İnsanlar doğru bir yöntemle boylamı ve konumlarını bulabilmek için John Harrison tarafından Greenwich yakınlarında dünya ülkelerinin saatlerini daha kolayca hesaplamak için “H4” adlı bir saatin inşaa edilmesini bekledi. Büyük mücadeleler sonucunda ve bazı siyasi ideolojik çatışmalar bu inşaayı zor duruma düşürse de eninde sonunda kurmayı başarmışlardır. Bu noktada okur bu mücadelenin nasıl gerçekleştiğini öğrenmek isterse Dava Sobel’in yazdığı “Longitude (Boylam) adlı kitaba göz atmasını tavsiye ederiz
Bununla birlikte, “H4” ile bile büyük bir hesaplama gerekiyordu ve burada matematik bilmekten başka çare yoktu.
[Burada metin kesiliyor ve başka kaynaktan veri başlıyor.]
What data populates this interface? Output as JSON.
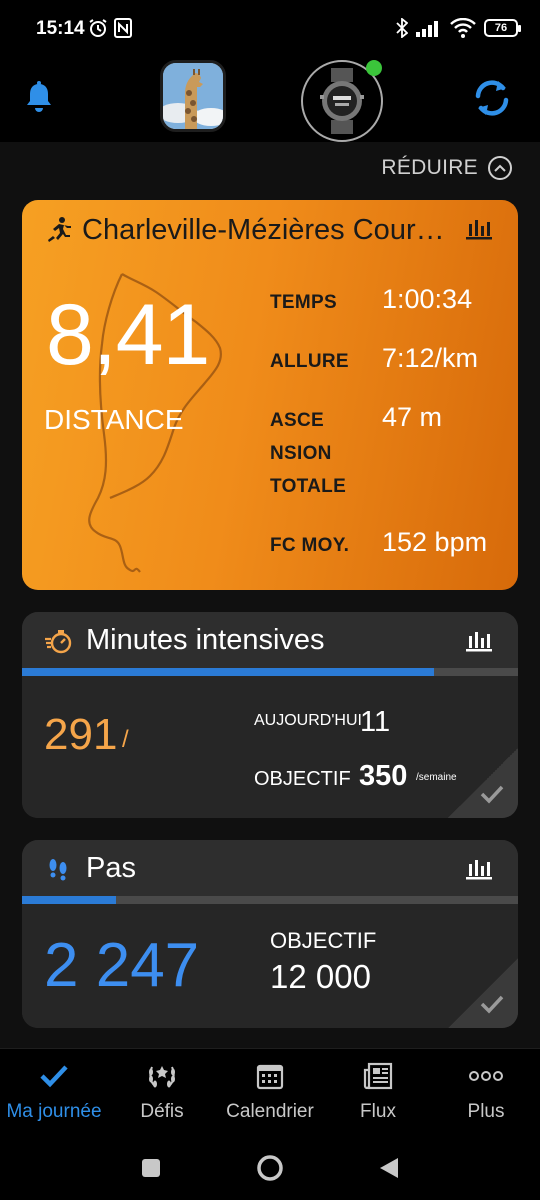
{
  "status_bar": {
    "time": "15:14",
    "battery": "76"
  },
  "header": {
    "avatar_icon": "profile-photo-giraffe",
    "device_icon": "watch-icon"
  },
  "reduire_label": "RÉDUIRE",
  "activity": {
    "title": "Charleville-Mézières Cour…",
    "distance_value": "8,41",
    "distance_label": "DISTANCE",
    "stats": [
      {
        "label_lines": [
          "TEMPS"
        ],
        "value": "1:00:34"
      },
      {
        "label_lines": [
          "ALLURE"
        ],
        "value": "7:12/km"
      },
      {
        "label_lines": [
          "ASCE",
          "NSION",
          "TOTALE"
        ],
        "value": "47 m"
      },
      {
        "label_lines": [
          "FC MOY."
        ],
        "value": "152 bpm"
      }
    ],
    "colors": {
      "start": "#f6a023",
      "end": "#d76a0a"
    }
  },
  "intensive": {
    "title": "Minutes intensives",
    "value": "291",
    "slash": "/",
    "today_label": "AUJOURD'HUI",
    "today_value": "11",
    "goal_label": "OBJECTIF",
    "goal_value": "350",
    "goal_unit": "/semaine",
    "progress": 0.83,
    "value_color": "#f5a54a"
  },
  "steps": {
    "title": "Pas",
    "value": "2 247",
    "goal_label": "OBJECTIF",
    "goal_value": "12 000",
    "progress": 0.19,
    "value_color": "#3d8ef0"
  },
  "bottom_nav": [
    {
      "label": "Ma journée",
      "icon": "check-icon",
      "active": true
    },
    {
      "label": "Défis",
      "icon": "laurel-icon",
      "active": false
    },
    {
      "label": "Calendrier",
      "icon": "calendar-icon",
      "active": false
    },
    {
      "label": "Flux",
      "icon": "newsfeed-icon",
      "active": false
    },
    {
      "label": "Plus",
      "icon": "more-icon",
      "active": false
    }
  ]
}
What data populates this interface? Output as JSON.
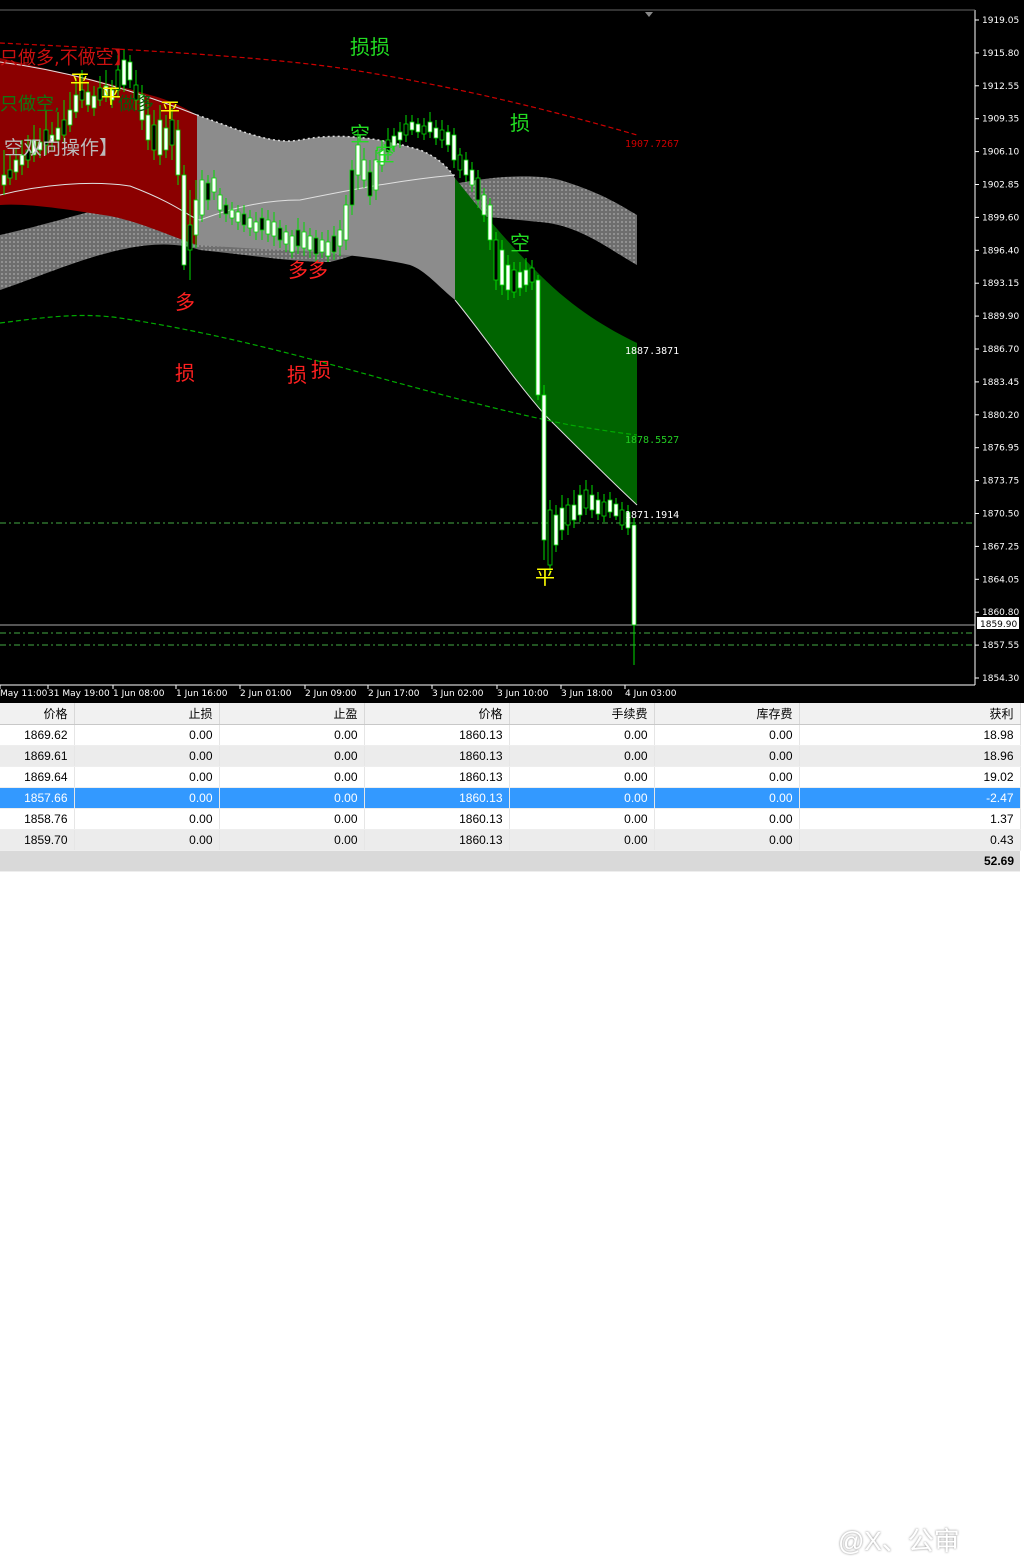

Özellikle gezegen ölçümlerinin sonucu olan Dünya yüzeyi üzerindeki üçgenleri çözmek için ihtiyaç duyulan küresel trigonometri ancak bir matematikçinin yapacağı işti. Çeşitli açılardan geniş bir yelpazedeki üçgenleri çözen tablolar oluşturuldu. Bunlar, yıl boyunca her gün sık sık zaman aralıkları için Güneş, gezegenler ve birçok yıldızın yerlerinin tabloları olan “ephemeridlerle “paralel olarak kullanıldı. 18. yüzyıldan itibaren denizcilik hikayelerine bakıldığında yer ve yön tayini ancak bu şekilde yapılmaktaydı. İsterseniz yakın tarihteki bir masalı inceleyebilirsiniz. Ne demek istediğimizi daha iyi anlayabilirsiniz.
Harrison’un mekanik bilgisi ve matematiksel düşünme becerisiyle birlikte bu eski bilgilerin sonucu tamamen değişime uğramıştı. Bu durum deniz yolu ulaşımına farklı bir boyut getirdi ve bu da eşyaları dünya çapında taşımanın daha güvenli ve daha ucuz taşınmasına olanak sağladı. Modern dünyaya götüren bu süreç hem ekonomiyi geliştirdi hem de aylarca süren deniz yolculuklarını daha da güvenli hale getirdi. Bu durum devrim niteliğinde de insanoğluna sunulmuştur.